Bij deze hypothese wordt er gekeken naar de variabele frame, aangezien het gaat om

gain- frame of loss- frame. Verder wordt er gekeken naar hoe succesvol de digital advocacy

strategie is. Hierbij zal worden gekeken naar het aantal retweets en favourites. Deze variabelen zijn niet allebei hetzelfde. Het frame blijft nominaal, echter zijn de retweet en favourite ratio variabelen. Dit zorgt ervoor dat er een andere toets gebruikt wordt dan bij de eerste hypotheses. Verder is het anders dat in deze hypothese een voorspelling wordt gedaan over de invloed van het frame op een succesvolle digital advocacy strategie. Hierdoor is het belangrijk dat er wordt gekeken naar welk effect het frame heeft op een retweet en favourite. Dit zal worden gemeten aan de hand van een t-toets, aangezien het gaat om een hogere kans zal er worden getoetst aan

de hand van een eenzijdige t-toets. Wanneer er sprake is van een effect zal er ook worden gekeken hoe sterk dit effect is. Dit zal gedaan worden aan de hand van een Cohen’s D toets. Voordat deze toetsen worden uitgevoerd zal er worden gekeken of de retweet en favourite correleren.

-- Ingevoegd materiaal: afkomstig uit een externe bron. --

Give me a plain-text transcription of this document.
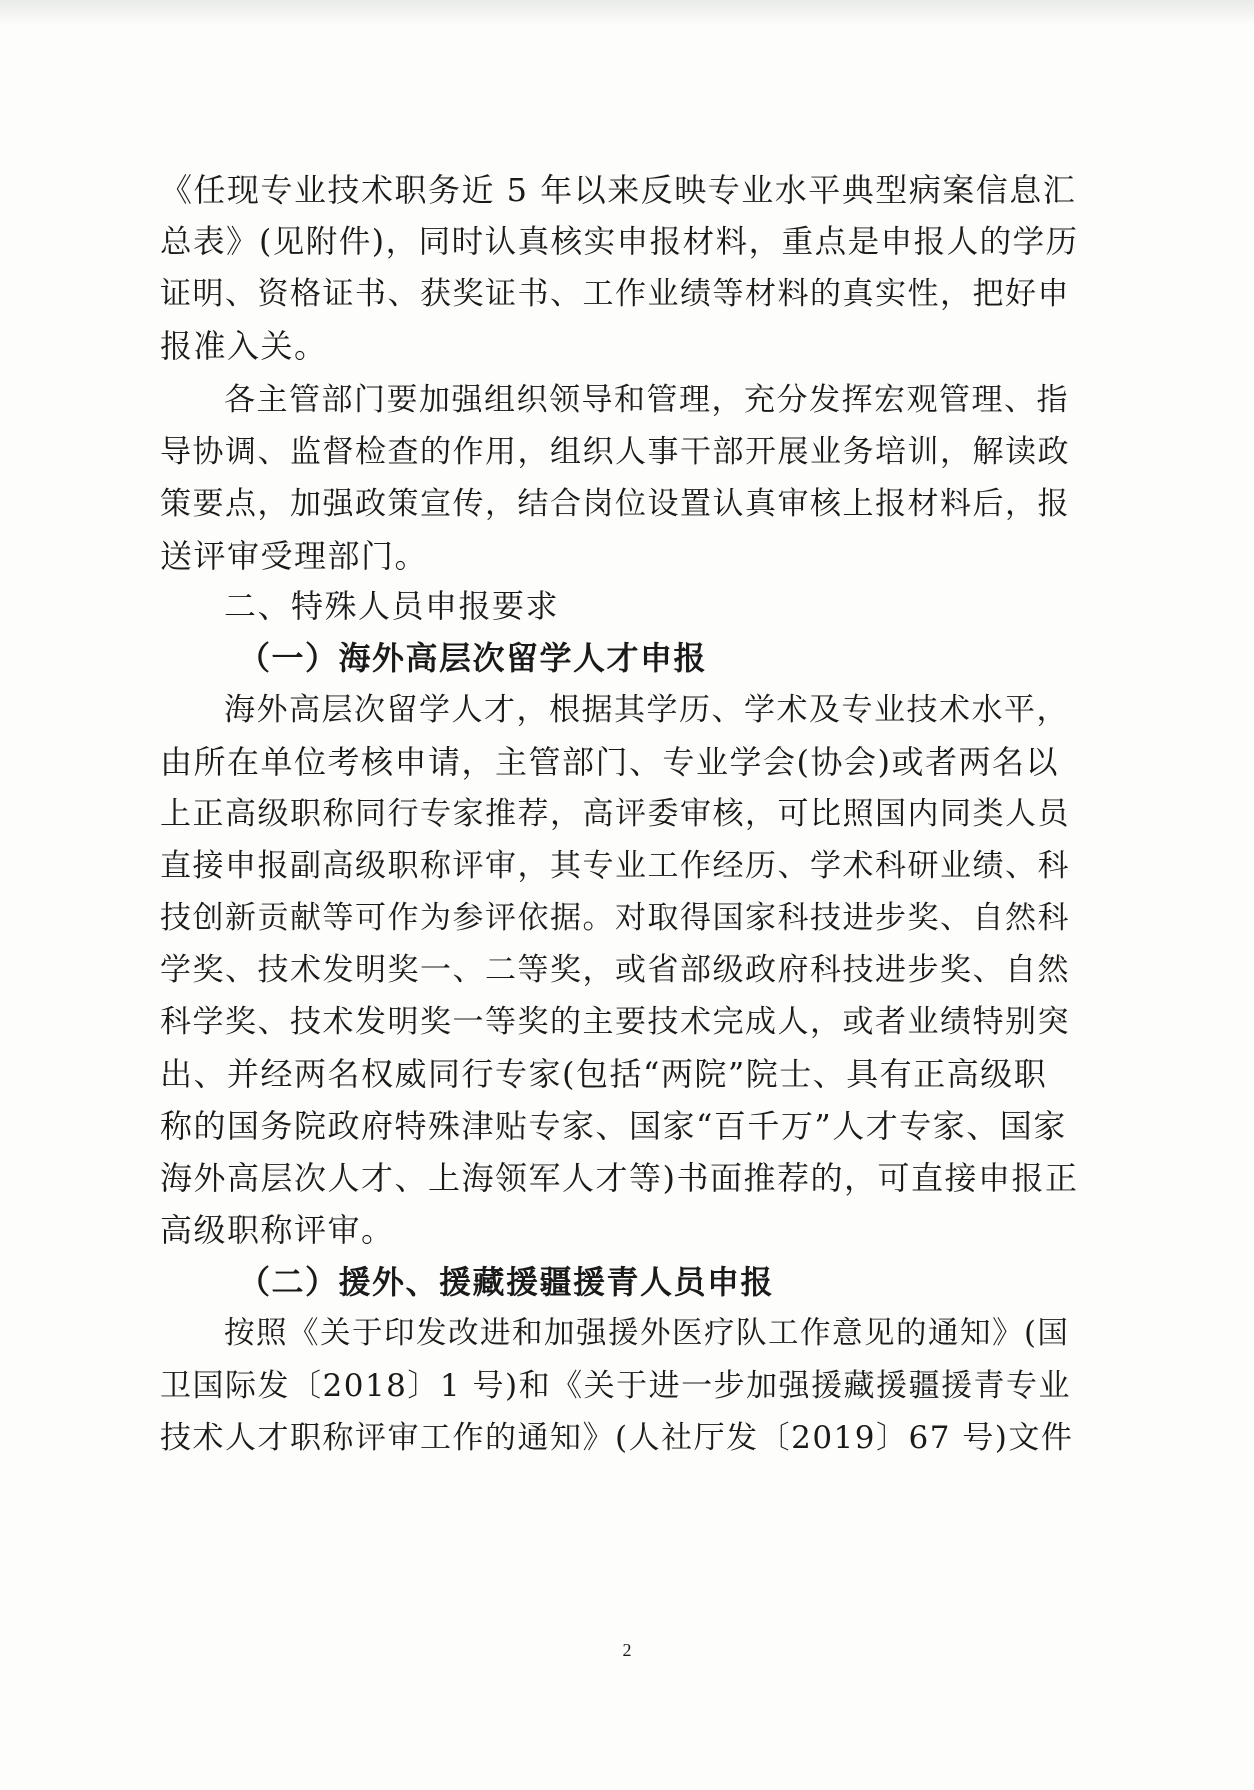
《任现专业技术职务近 5 年以来反映专业水平典型病案信息汇
总表》(见附件)，同时认真核实申报材料，重点是申报人的学历
证明、资格证书、获奖证书、工作业绩等材料的真实性，把好申
报准入关。
各主管部门要加强组织领导和管理，充分发挥宏观管理、指
导协调、监督检查的作用，组织人事干部开展业务培训，解读政
策要点，加强政策宣传，结合岗位设置认真审核上报材料后，报
送评审受理部门。
二、特殊人员申报要求
（一）海外高层次留学人才申报
海外高层次留学人才，根据其学历、学术及专业技术水平，
由所在单位考核申请，主管部门、专业学会(协会)或者两名以
上正高级职称同行专家推荐，高评委审核，可比照国内同类人员
直接申报副高级职称评审，其专业工作经历、学术科研业绩、科
技创新贡献等可作为参评依据。对取得国家科技进步奖、自然科
学奖、技术发明奖一、二等奖，或省部级政府科技进步奖、自然
科学奖、技术发明奖一等奖的主要技术完成人，或者业绩特别突
出、并经两名权威同行专家(包括“两院”院士、具有正高级职
称的国务院政府特殊津贴专家、国家“百千万”人才专家、国家
海外高层次人才、上海领军人才等)书面推荐的，可直接申报正
高级职称评审。
（二）援外、援藏援疆援青人员申报
按照《关于印发改进和加强援外医疗队工作意见的通知》(国
卫国际发〔2018〕1 号)和《关于进一步加强援藏援疆援青专业
技术人才职称评审工作的通知》(人社厅发〔2019〕67 号)文件
2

Hierna zal de keuze worden gemaakt om ze samen te toetsen of apart.

Voor de laatste twee hypotheses worden er vier variabelen gebruikt, frame, type organisatie en succesvolle digital advocacy strategie, oftewel retweet en favourite.

H5: Een ngo of beroepsorganisatie die gebruik maken van een gain-frame zorgt voor een

hogere kans op een succesvolle digital advocacy strategie dan een bedrijf dat gebruik maakt van een loss-frame

H6: Een bedrijf dat gebruik maakt van een loss-frame zorgt voor een hogere kans op een

succesvolle digital advocacy strategie dan een Ngo of beroepsorganisatie dat gebruik maakt van een gain-frame

Ook hier is het van belang om te weten of de variabelen retweet en favourite correleren.

Zo niet, dan worden deze apart getoetst. Omdat het hier gaat over meer dan twee variabelen kan er geen gebruik worden gemaakt van een standaard t-toets. Er zal gebruik worden gemaakt van een variatieanalyse (ANOVA- toets). Deze toets kijkt naar interactie tussen de variabelen, met een posthoc toets kan achterhaald worden welke groepen interactie hebben met elkaar. Indien er geen sprake is van een interactie- effect zal er worden gekeken naar de belangrijkste effecten tussen de variabelen. In deze hypothese gaat het vooral om het effect dat een frame en het type organisatie hebben op een succesvolle digital advocacy strategie, oftewel op de variabelen retweet en favourite.